Hacia un sol radiante cuando entró en la capilla.
− ¿Cuánto tiempo...?−balbuceó
Manuel girándose de nuevo hacía el hombre.
− ¿Cuánto tiempo qué?
− ¿Pues, cuánto tiempo...?−intentaba
explicarse con gestos, con giros de las palmas, los ojos bien abiertos y los
hombros encogidos.
−¿Quiere decir que cuanto
tiempo lleva aquí meditando? −concluyo por fin el tal Tomas Jiménez sonriendo
de nuevo−pues le he visto entrar en la capilla hace menos de una hora, y creo
que lleva usted todo este tiempo arrodillado ante el altísimo.
“¡Solo he dormido una hora!”
pensó Romasanta mientras un fuerte dolor de cabeza le presionaba las sienes y
sentía un ligero mareo. Miró de nuevo hacia la puerta y comprobó como la
tormenta arreciaba al exterior. A pesar de ser solo el mediodía, el cielo
estaba tan oscuro como al anochecer. Aún así quería salir de aquel lugar.

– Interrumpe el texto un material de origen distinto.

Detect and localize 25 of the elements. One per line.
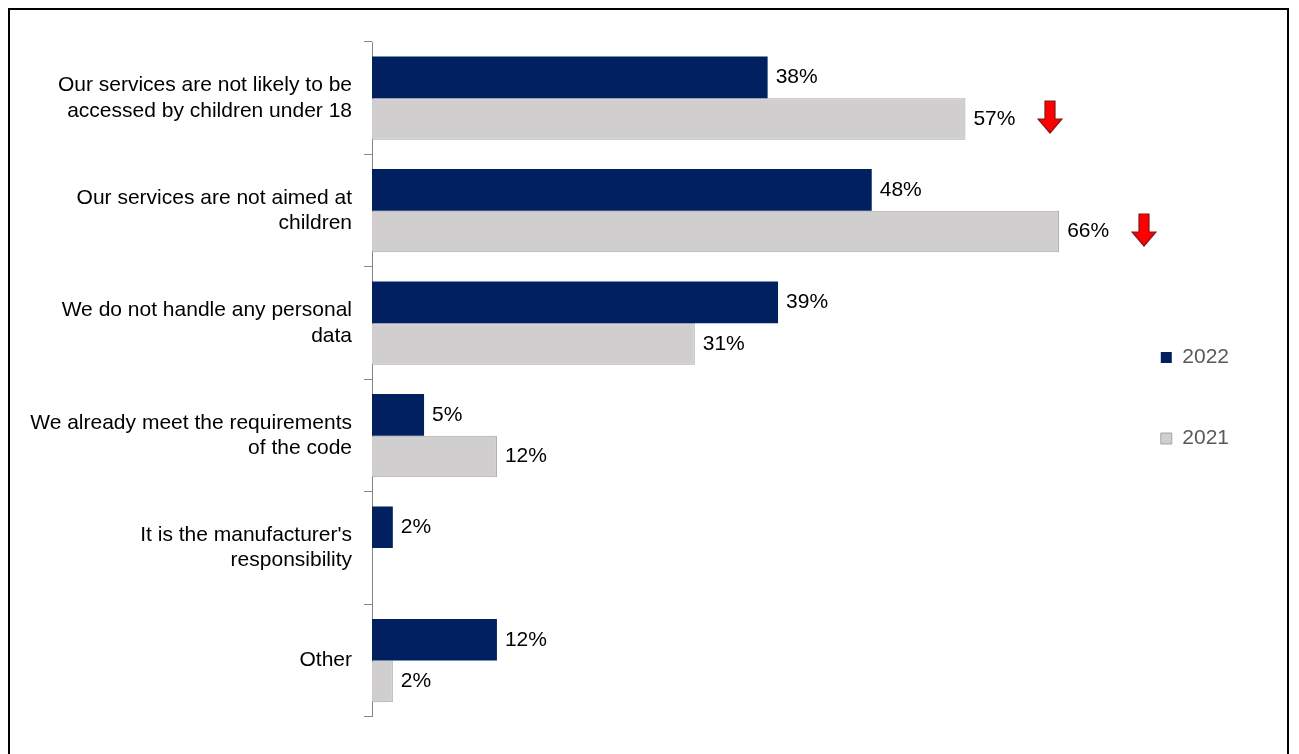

Quería escapar de aquel hombre que no paraba de hablar y que hacía que su dolor
de cabeza aumentara por momentos.
−…a mi casa se entra desde
esta capilla y tendré el gusto de invitarle a comer un suculento potaje con una
de las botellas de vino que a bien tuvo dejarme mi amo.
Romasanta aún miraba la
capilla buscando la manera de salir de allí y correr como el diablo bajo la
tormenta hacia su carreta.
− ¡Ah, veo que usted se
sorprende por ello!−seguía diciendo el hombre−es que no le he contado que fui
criado del Prior de San Pedro de Rocas, el cenobio más antiguo de Galicia. Mi
amo era un hombre bueno, justo y pío, tal como usted…
− ¡Debo irme de verdad!
−…Justo y pio como los
católicos verdaderos, que miran siempre por los demás antes que por ellos
mismos. Mi amo, el Padre Martin, que Dios lo tenga en su gloria, me enseñó todo
lo que sé, todo lo que soy…
−Señor, se lo ruego…
−Una de las cualidades que
me enseñó mi amo es la de ayudar a quién esté en apuros y por eso, no dejaré
que usted se marche de mi casa sin comer como se merece…
− ¡No si yo…!
−Insisto−prosiguió el hombre
mientras empujaba a Romasanta hacia una puerta situada a la derecha del
altar−es mi deber auxiliarle y así lo hago.